Wandering in that desert for 40 YEARS? The whole Sinai peninsula only measures about 20,000 square miles. Again, reading about ancient military campaigns shows that even back then, a large land army could get across the Sinai pretty quickly.

As in the Merneptah Stele I mentioned earlier. And in the 4th century Alexander The Great did a Bronze Age Blitzkrieg on that whole area, marching his army from Syria to western Egypt. (Bringing camels with him, BTW).

So HTF did Moses and his crew get lost and wander around in there for 40 years? Wander north and they would have walked into the Mediterranean Sea in a few days. West, they're back in Egypt. South, they would have ended up at the Red Sea, with which they allegedly already had some experience.

But eventually, after 40 leisurely years, God's GPS finally started working and they wandered into the Promised Land. Only to find it already occupied by people who worshipped the wrong God(s), and had to be dealt with the good old fashioned way - massacre and occupation.

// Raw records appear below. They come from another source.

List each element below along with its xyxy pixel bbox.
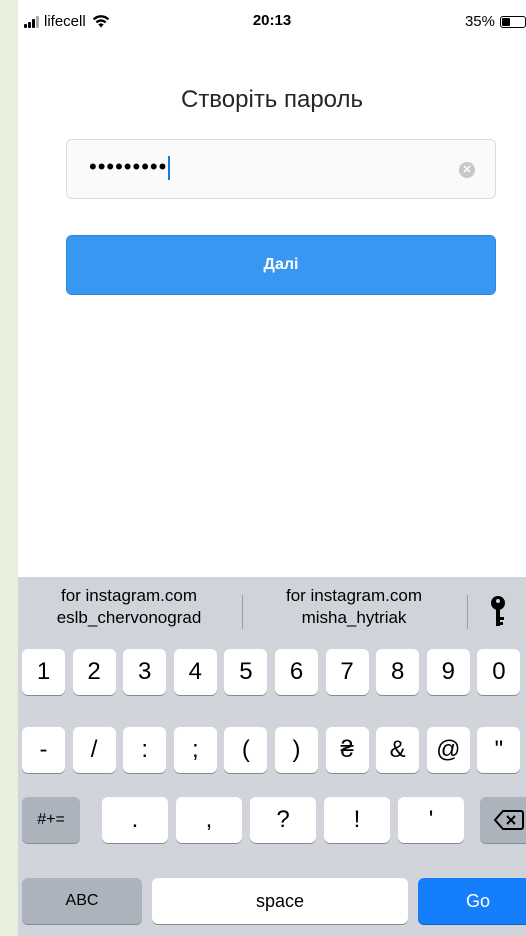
key-symbol-5[interactable]: )	[275, 727, 318, 773]
key-symbol-3[interactable]: ;	[173, 727, 217, 773]
key-symbol-0[interactable]: -	[22, 727, 65, 773]
phone-screen: lifecell 20:13 35% Створіть пароль •••••…	[18, 0, 526, 936]
key-punct-2[interactable]: ?	[250, 797, 316, 843]
password-value: •••••••••	[89, 154, 168, 179]
key-symbol-4[interactable]: (	[224, 727, 268, 773]
key-punct-3[interactable]: !	[324, 797, 390, 843]
key-6[interactable]: 7	[325, 649, 369, 695]
page-title: Створіть пароль	[180, 86, 363, 113]
key-symbol-1[interactable]: /	[72, 727, 116, 773]
suggestion-divider	[467, 595, 468, 629]
abc-key[interactable]: ABC	[22, 878, 142, 924]
key-punct-1[interactable]: ,	[176, 797, 242, 843]
key-symbol-6[interactable]: ₴	[325, 727, 369, 773]
key-3[interactable]: 4	[173, 649, 217, 695]
key-icon	[491, 596, 505, 626]
clock: 20:13	[252, 12, 292, 29]
key-1[interactable]: 2	[72, 649, 116, 695]
next-button[interactable]: Далі	[66, 235, 496, 295]
suggestion-2-site: for instagram.com	[285, 586, 423, 605]
password-value-wrap: •••••••••	[89, 154, 171, 181]
key-symbol-2[interactable]: :	[123, 727, 167, 773]
password-suggestions-bar: for instagram.com eslb_chervonograd for …	[18, 577, 526, 639]
battery-percent: 35%	[464, 13, 495, 30]
clear-icon[interactable]: ✕	[459, 162, 475, 178]
key-7[interactable]: 8	[376, 649, 420, 695]
battery-fill	[502, 17, 510, 26]
space-key[interactable]: space	[152, 878, 408, 924]
symbols-toggle-key[interactable]: #+=	[22, 797, 80, 843]
backspace-icon	[494, 810, 524, 830]
key-8[interactable]: 9	[426, 649, 470, 695]
go-key[interactable]: Go	[418, 878, 526, 924]
suggestion-2[interactable]: for instagram.com misha_hytriak	[244, 585, 464, 629]
key-punct-4[interactable]: '	[398, 797, 464, 843]
keyboard: for instagram.com eslb_chervonograd for …	[18, 577, 526, 936]
suggestion-1[interactable]: for instagram.com eslb_chervonograd	[18, 585, 240, 629]
battery-icon	[500, 15, 526, 28]
text-caret	[168, 156, 171, 181]
status-bar: lifecell 20:13 35%	[18, 0, 526, 44]
key-symbol-8[interactable]: @	[426, 727, 470, 773]
key-symbol-7[interactable]: &	[376, 727, 420, 773]
key-9[interactable]: 0	[477, 649, 521, 695]
key-4[interactable]: 5	[224, 649, 268, 695]
password-field[interactable]: ••••••••• ✕	[66, 139, 496, 199]
suggestion-1-site: for instagram.com	[60, 586, 198, 605]
delete-key[interactable]	[480, 797, 526, 843]
key-5[interactable]: 6	[275, 649, 318, 695]
suggestion-divider	[242, 595, 243, 629]
status-right: 35%	[465, 13, 526, 30]
key-symbol-9[interactable]: "	[477, 727, 521, 773]
suggestion-1-user: eslb_chervonograd	[56, 608, 202, 627]
password-key-icon[interactable]	[488, 595, 518, 629]
suggestion-2-user: misha_hytriak	[301, 608, 407, 627]
key-2[interactable]: 3	[123, 649, 167, 695]
key-0[interactable]: 1	[22, 649, 65, 695]
key-punct-0[interactable]: .	[102, 797, 168, 843]
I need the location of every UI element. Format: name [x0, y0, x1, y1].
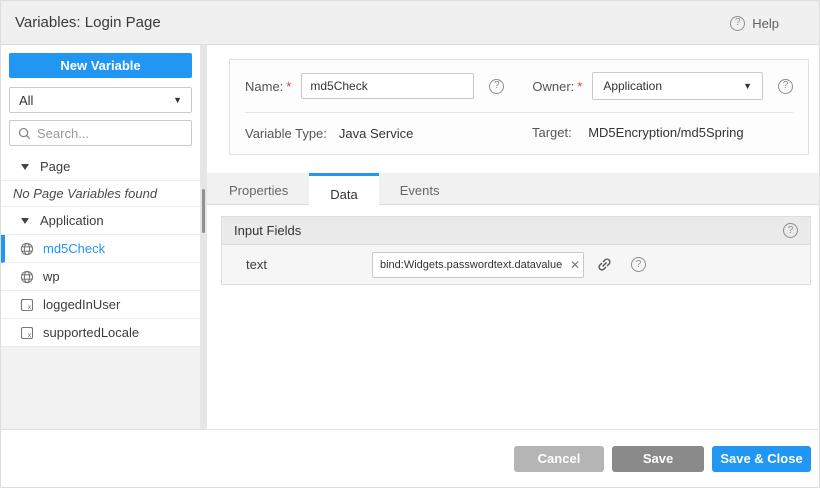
required-asterisk: *: [577, 79, 582, 94]
owner-selected-value: Application: [603, 79, 662, 93]
help-link[interactable]: ? Help: [730, 1, 779, 45]
name-help-icon[interactable]: ?: [489, 79, 504, 94]
tree-group-application[interactable]: Application: [1, 207, 200, 235]
search-icon: [18, 127, 31, 140]
detail-tabs: Properties Data Events: [207, 173, 819, 205]
input-field-row-text: text ✕ ?: [222, 245, 810, 284]
field-name-label: text: [222, 257, 372, 272]
input-fields-help-icon[interactable]: ?: [783, 223, 798, 238]
service-variable-icon: [20, 242, 34, 256]
collapse-caret-icon: [21, 218, 29, 224]
name-label: Name:: [245, 79, 283, 94]
variable-item-wp[interactable]: wp: [1, 263, 200, 291]
new-variable-button[interactable]: New Variable: [9, 53, 192, 78]
input-fields-title: Input Fields: [234, 223, 301, 238]
variable-item-label: loggedInUser: [43, 297, 120, 312]
sidebar-filler: [1, 347, 200, 429]
dialog-header: Variables: Login Page: [1, 1, 819, 45]
variables-dialog: Variables: Login Page ? Help New Variabl…: [0, 0, 820, 488]
variable-item-md5check[interactable]: md5Check: [1, 235, 200, 263]
input-fields-panel: Input Fields ? text ✕ ?: [221, 216, 811, 285]
variable-type-label: Variable Type:: [245, 126, 327, 141]
model-variable-icon: x: [20, 326, 34, 340]
sidebar-divider: [200, 45, 207, 429]
tree-group-label: Page: [40, 159, 70, 174]
variable-item-label: wp: [43, 269, 60, 284]
dialog-footer: Cancel Save Save & Close: [1, 429, 819, 487]
variable-item-loggedinuser[interactable]: x loggedInUser: [1, 291, 200, 319]
model-variable-icon: x: [20, 298, 34, 312]
tree-group-page[interactable]: Page: [1, 153, 200, 181]
svg-text:x: x: [27, 331, 31, 339]
save-button[interactable]: Save: [612, 446, 704, 472]
help-label: Help: [752, 16, 779, 31]
input-fields-header: Input Fields ?: [222, 217, 810, 245]
search-input[interactable]: [37, 126, 183, 141]
bind-link-icon[interactable]: [596, 256, 613, 273]
variable-item-label: md5Check: [43, 241, 105, 256]
tab-data[interactable]: Data: [309, 173, 378, 212]
target-value: MD5Encryption/md5Spring: [588, 125, 743, 140]
target-label: Target:: [532, 125, 572, 140]
variable-type-value: Java Service: [339, 126, 413, 141]
service-variable-icon: [20, 270, 34, 284]
required-asterisk: *: [286, 79, 291, 94]
variable-item-label: supportedLocale: [43, 325, 139, 340]
bind-input-wrap: ✕: [372, 252, 584, 278]
filter-selected-value: All: [19, 93, 33, 108]
collapse-caret-icon: [21, 164, 29, 170]
search-box: [9, 120, 192, 146]
owner-select[interactable]: Application ▼: [592, 72, 763, 100]
sidebar-scrollbar[interactable]: [202, 189, 205, 233]
tab-events[interactable]: Events: [379, 173, 461, 205]
variables-sidebar: New Variable All ▼ Page No Page Variable…: [1, 45, 200, 429]
chevron-down-icon: ▼: [743, 81, 752, 91]
variable-filter-select[interactable]: All ▼: [9, 87, 192, 113]
owner-label: Owner:: [532, 79, 574, 94]
page-empty-message: No Page Variables found: [1, 181, 200, 207]
tree-group-label: Application: [40, 213, 104, 228]
dialog-title: Variables: Login Page: [15, 14, 161, 31]
cancel-button[interactable]: Cancel: [514, 446, 604, 472]
name-owner-row: Name: * ? Owner: * Application ▼ ?: [245, 72, 793, 100]
svg-text:x: x: [27, 303, 31, 311]
tab-properties[interactable]: Properties: [208, 173, 309, 205]
field-help-icon[interactable]: ?: [631, 257, 646, 272]
variables-tree: Page No Page Variables found Application…: [1, 153, 200, 347]
bind-value-input[interactable]: [372, 252, 584, 278]
owner-help-icon[interactable]: ?: [778, 79, 793, 94]
help-circle-icon: ?: [730, 16, 745, 31]
type-target-row: Variable Type: Java Service Target: MD5E…: [245, 113, 793, 153]
variable-detail-panel: Name: * ? Owner: * Application ▼ ? Varia…: [207, 45, 819, 429]
variable-item-supportedlocale[interactable]: x supportedLocale: [1, 319, 200, 347]
save-and-close-button[interactable]: Save & Close: [712, 446, 811, 472]
chevron-down-icon: ▼: [173, 95, 182, 105]
clear-bind-icon[interactable]: ✕: [570, 259, 580, 271]
name-input[interactable]: [301, 73, 474, 99]
variable-summary-box: Name: * ? Owner: * Application ▼ ? Varia…: [229, 59, 809, 155]
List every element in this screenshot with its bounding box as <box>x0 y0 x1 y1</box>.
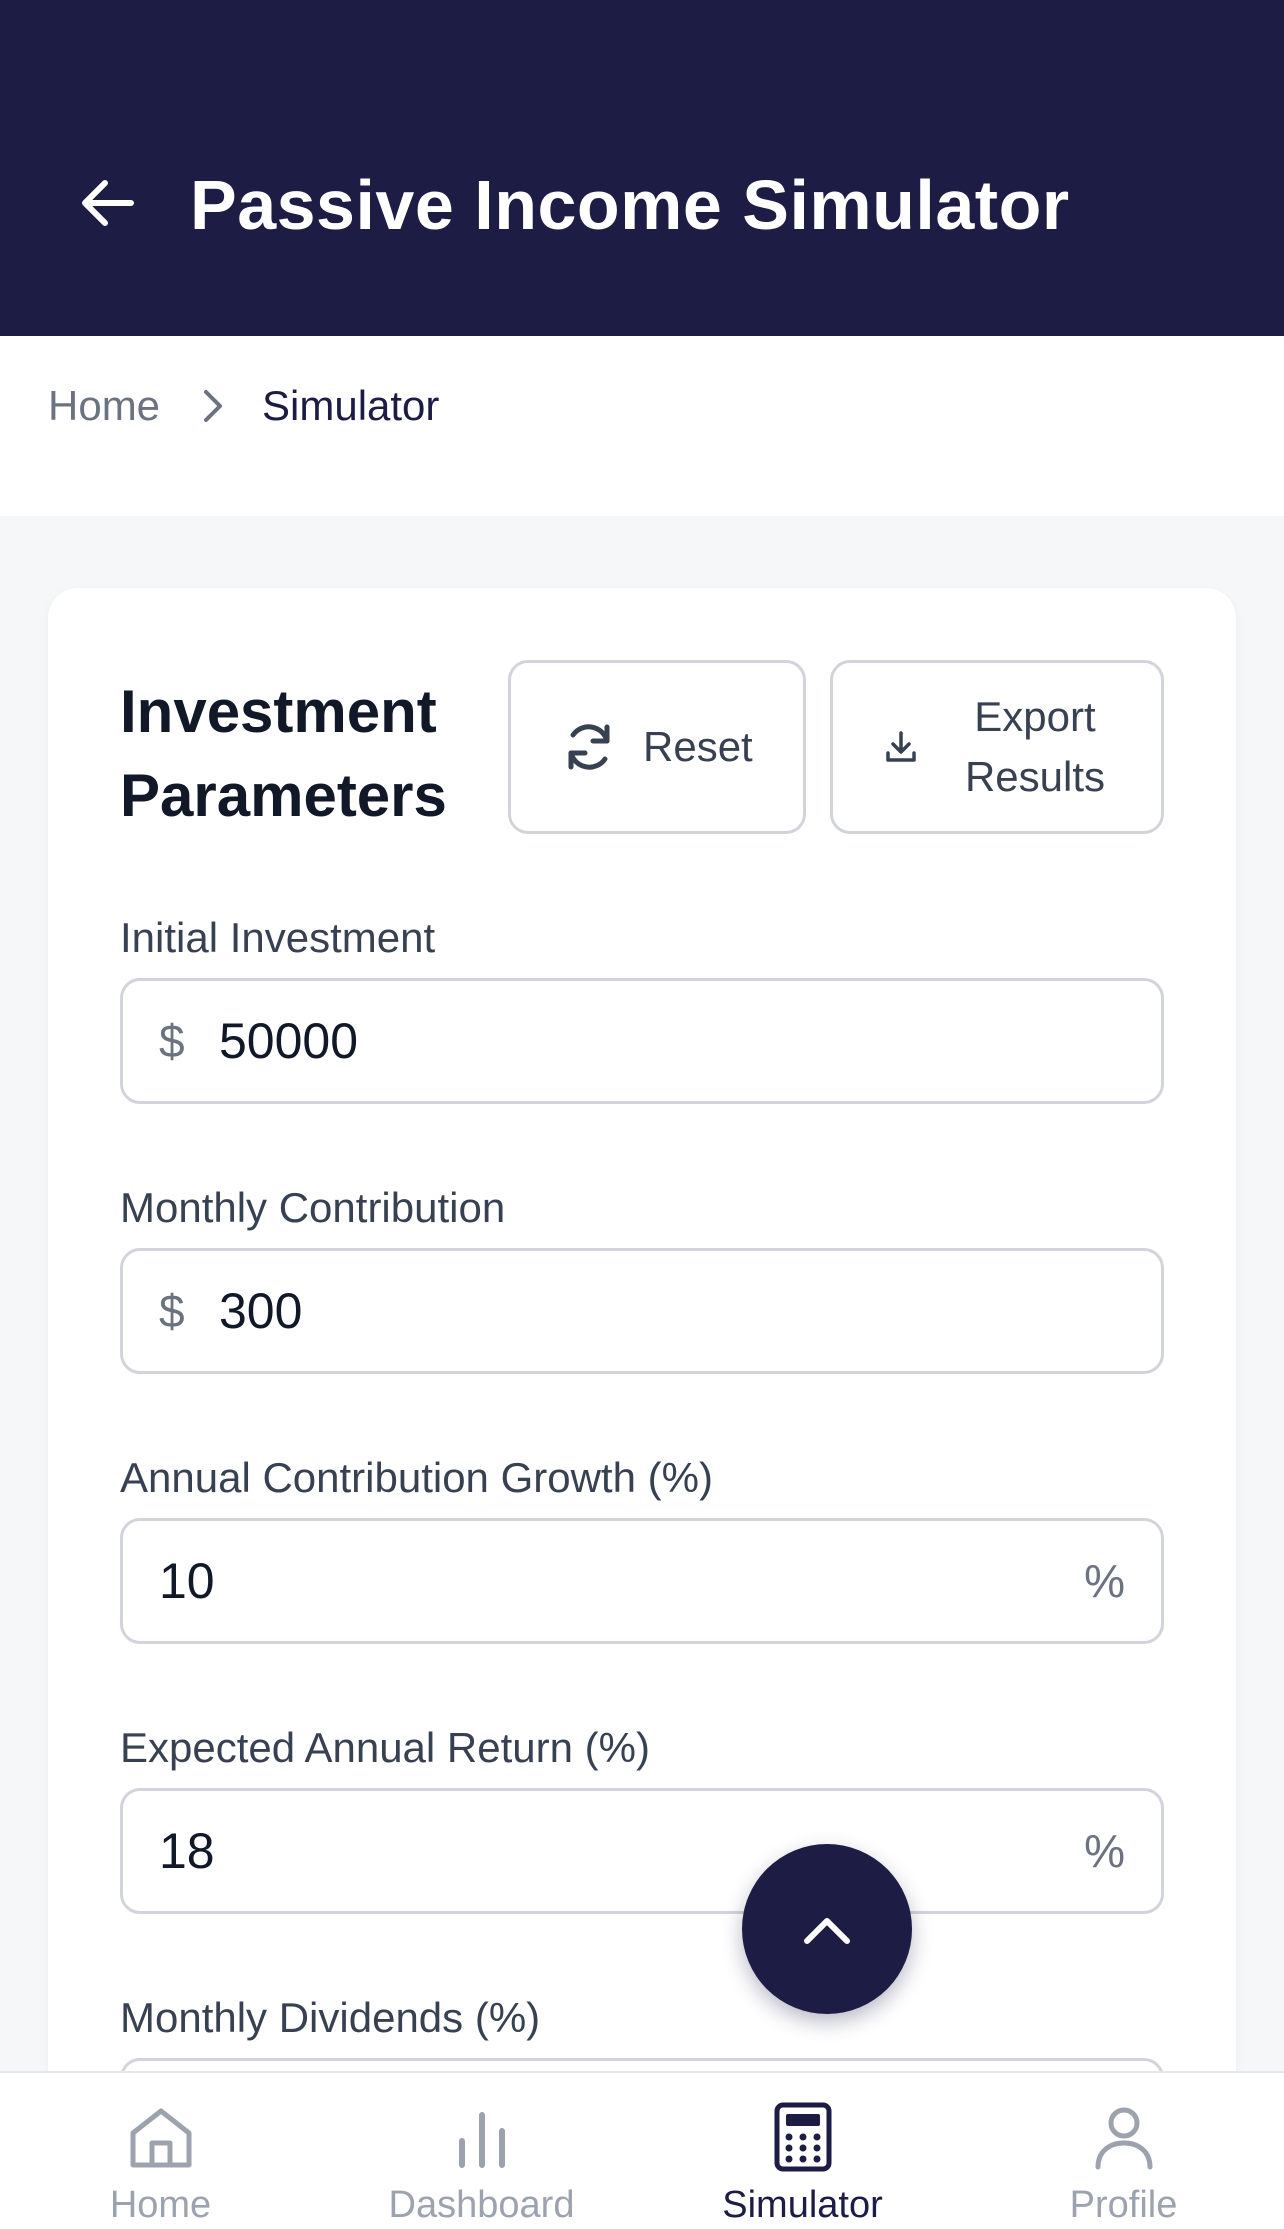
download-icon <box>886 731 916 762</box>
initial-investment-input[interactable] <box>219 981 1099 1101</box>
annual-growth-field: % <box>120 1518 1164 1644</box>
breadcrumb-home-link[interactable]: Home <box>48 378 160 434</box>
chevron-up-icon <box>804 1918 850 1944</box>
annual-return-field: % <box>120 1788 1164 1914</box>
annual-return-label: Expected Annual Return (%) <box>120 1724 650 1771</box>
initial-investment-field: $ <box>120 978 1164 1104</box>
nav-label-profile: Profile <box>1069 2184 1178 2226</box>
nav-label-simulator: Simulator <box>722 2184 883 2226</box>
annual-growth-input[interactable] <box>159 1521 1039 1641</box>
nav-label-home: Home <box>109 2184 212 2226</box>
bottom-nav: Home Dashboard Simulator Profile <box>0 2071 1284 2229</box>
nav-item-dashboard[interactable]: Dashboard <box>321 2073 642 2229</box>
scroll-to-top-button[interactable] <box>742 1844 912 2014</box>
annual-growth-label: Annual Contribution Growth (%) <box>120 1454 713 1501</box>
nav-item-home[interactable]: Home <box>0 2073 321 2229</box>
nav-item-profile[interactable]: Profile <box>963 2073 1284 2229</box>
breadcrumb: Home Simulator <box>0 336 1284 516</box>
investment-parameters-card: Investment Parameters Reset Export Resul… <box>48 588 1236 2188</box>
monthly-contribution-field: $ <box>120 1248 1164 1374</box>
annual-return-input[interactable] <box>159 1791 1039 1911</box>
reset-button-label: Reset <box>643 723 753 770</box>
breadcrumb-current: Simulator <box>262 382 440 429</box>
export-results-button[interactable]: Export Results <box>830 660 1164 834</box>
percent-suffix: % <box>1084 1825 1125 1877</box>
initial-investment-label: Initial Investment <box>120 914 436 961</box>
chevron-right-icon <box>204 390 222 422</box>
arrow-left-icon <box>82 180 134 226</box>
currency-prefix: $ <box>159 1015 185 1067</box>
user-icon <box>1095 2107 1152 2170</box>
back-button[interactable] <box>72 168 142 238</box>
nav-label-dashboard: Dashboard <box>388 2184 575 2226</box>
refresh-icon <box>568 724 610 770</box>
reset-button[interactable]: Reset <box>508 660 806 834</box>
page-title: Passive Income Simulator <box>190 166 1070 244</box>
percent-suffix: % <box>1084 1555 1125 1607</box>
currency-prefix: $ <box>159 1285 185 1337</box>
app-header: Passive Income Simulator <box>0 0 1284 336</box>
monthly-contribution-input[interactable] <box>219 1251 1099 1371</box>
monthly-dividends-label: Monthly Dividends (%) <box>120 1994 541 2041</box>
home-icon <box>130 2108 191 2168</box>
export-button-label: Export Results <box>964 693 1106 800</box>
calculator-icon <box>774 2102 831 2172</box>
monthly-contribution-label: Monthly Contribution <box>120 1184 506 1231</box>
bar-chart-icon <box>458 2112 505 2168</box>
nav-item-simulator[interactable]: Simulator <box>642 2073 963 2229</box>
card-title: Investment Parameters <box>120 678 447 829</box>
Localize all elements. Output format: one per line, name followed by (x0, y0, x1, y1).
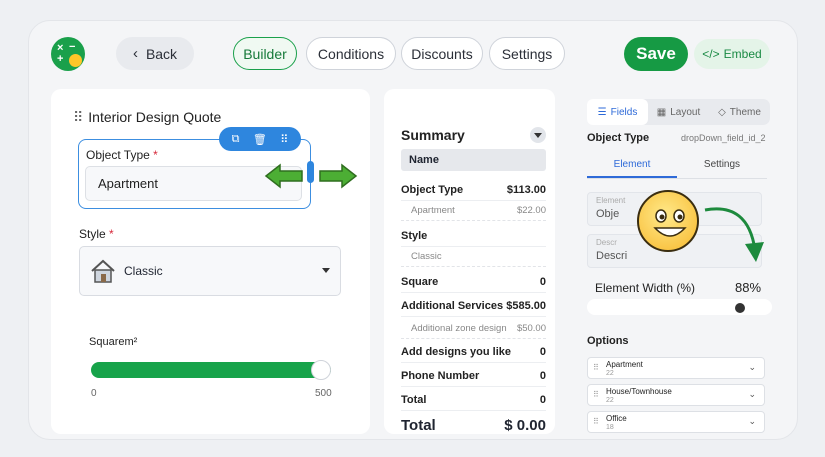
chevron-down-icon: ⌄ (748, 362, 756, 372)
style-select[interactable]: Classic (79, 246, 341, 296)
field-toolbar: ⧉ 🗑 ⠿ (219, 127, 301, 151)
style-label: Style * (79, 227, 114, 241)
tab-builder[interactable]: Builder (233, 37, 297, 70)
element-width-knob[interactable] (735, 303, 745, 313)
option-item[interactable]: ⠿ House/Townhouse 22 ⌄ (587, 384, 765, 406)
layout-icon: ▦ (656, 106, 667, 118)
options-label: Options (587, 335, 629, 347)
option-item[interactable]: ⠿ Apartment 22 ⌄ (587, 357, 765, 379)
arrow-left-icon (264, 163, 303, 189)
summary-row: Additional Services $585.00 (401, 295, 546, 317)
square-slider-track[interactable] (91, 362, 331, 378)
drag-handle-icon: ⠿ (593, 390, 599, 399)
summary-grand-total: Total $ 0.00 (401, 417, 546, 434)
panel-object-type: Object Type (587, 132, 650, 144)
form-canvas: ⠿ Interior Design Quote Object Type * Apa… (51, 89, 370, 434)
summary-row: Phone Number 0 (401, 365, 546, 387)
drag-handle-icon[interactable]: ⠿ (73, 109, 83, 125)
code-icon: </> (702, 47, 720, 61)
arrow-right-icon (319, 163, 358, 189)
curved-arrow-icon (704, 207, 764, 262)
move-icon[interactable]: ⠿ (280, 133, 288, 146)
summary-name: Name (401, 149, 546, 171)
collapse-icon[interactable] (530, 127, 546, 143)
summary-subrow: Apartment $22.00 (401, 201, 546, 221)
tab-theme[interactable]: ◇ Theme (709, 99, 770, 125)
theme-icon: ◇ (718, 106, 726, 118)
equals-icon (69, 54, 82, 67)
summary-row: Style (401, 225, 546, 247)
drag-handle-icon: ⠿ (593, 363, 599, 372)
summary-subrow: Classic (401, 247, 546, 267)
form-title: ⠿ Interior Design Quote (73, 109, 222, 125)
subtab-element[interactable]: Element (587, 159, 677, 178)
grinning-face-icon (637, 190, 699, 252)
tab-fields[interactable]: ☰ Fields (587, 99, 648, 125)
trash-icon[interactable]: 🗑 (253, 133, 267, 146)
option-item[interactable]: ⠿ Office 18 ⌄ (587, 411, 765, 433)
embed-button[interactable]: </> Embed (694, 39, 770, 69)
fields-icon: ☰ (597, 106, 607, 118)
summary-row: Total 0 (401, 389, 546, 411)
square-slider-knob[interactable] (311, 360, 331, 380)
summary-title: Summary (401, 127, 465, 143)
resize-handle[interactable] (307, 161, 314, 183)
tab-layout[interactable]: ▦ Layout (648, 99, 709, 125)
summary-panel: Summary Name Object Type $113.00 Apartmen… (384, 89, 555, 434)
house-icon (91, 259, 115, 283)
caret-down-icon (322, 268, 330, 273)
summary-row: Add designs you like 0 (401, 341, 546, 363)
panel-subtabs: Element Settings (587, 159, 767, 179)
subtab-settings[interactable]: Settings (677, 159, 767, 178)
square-label: Squarem² (89, 336, 138, 348)
app-logo: × − + (51, 37, 85, 71)
save-button[interactable]: Save (624, 37, 688, 71)
summary-subrow: Additional zone design $50.00 (401, 319, 546, 339)
copy-icon[interactable]: ⧉ (232, 133, 240, 146)
field-id: dropDown_field_id_2 (681, 133, 766, 143)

Good thing we live in a modern enlightened age. Or maybe not. I recently saw a TV show about the 1967 Six Day War. The commander of the first Israeli unit to take Jerusalem said he got a visit from the Chief Rabbi of the Israeli Army...who told him he should destroy the mosques in Jerusalem immediately, including the Dome of the Rock. The commander was outraged at that idea, responding that his orders didn't include the destruction of mosques. The show commented that before the Six Day War, Israel was known as a secular state. But after the 1967 "miracle" of re-taking Jerusalem, it got a lot more religious.

dorkulon

(5,116 posts)
11. Is it really necessary to find MORE discrepancies in the Bible?
Sat Feb 8, 2014, 05:46 PM
Feb 2014

I would figure we'd found enough already. I doubt this one will be the straw that broke the camel's back (har har).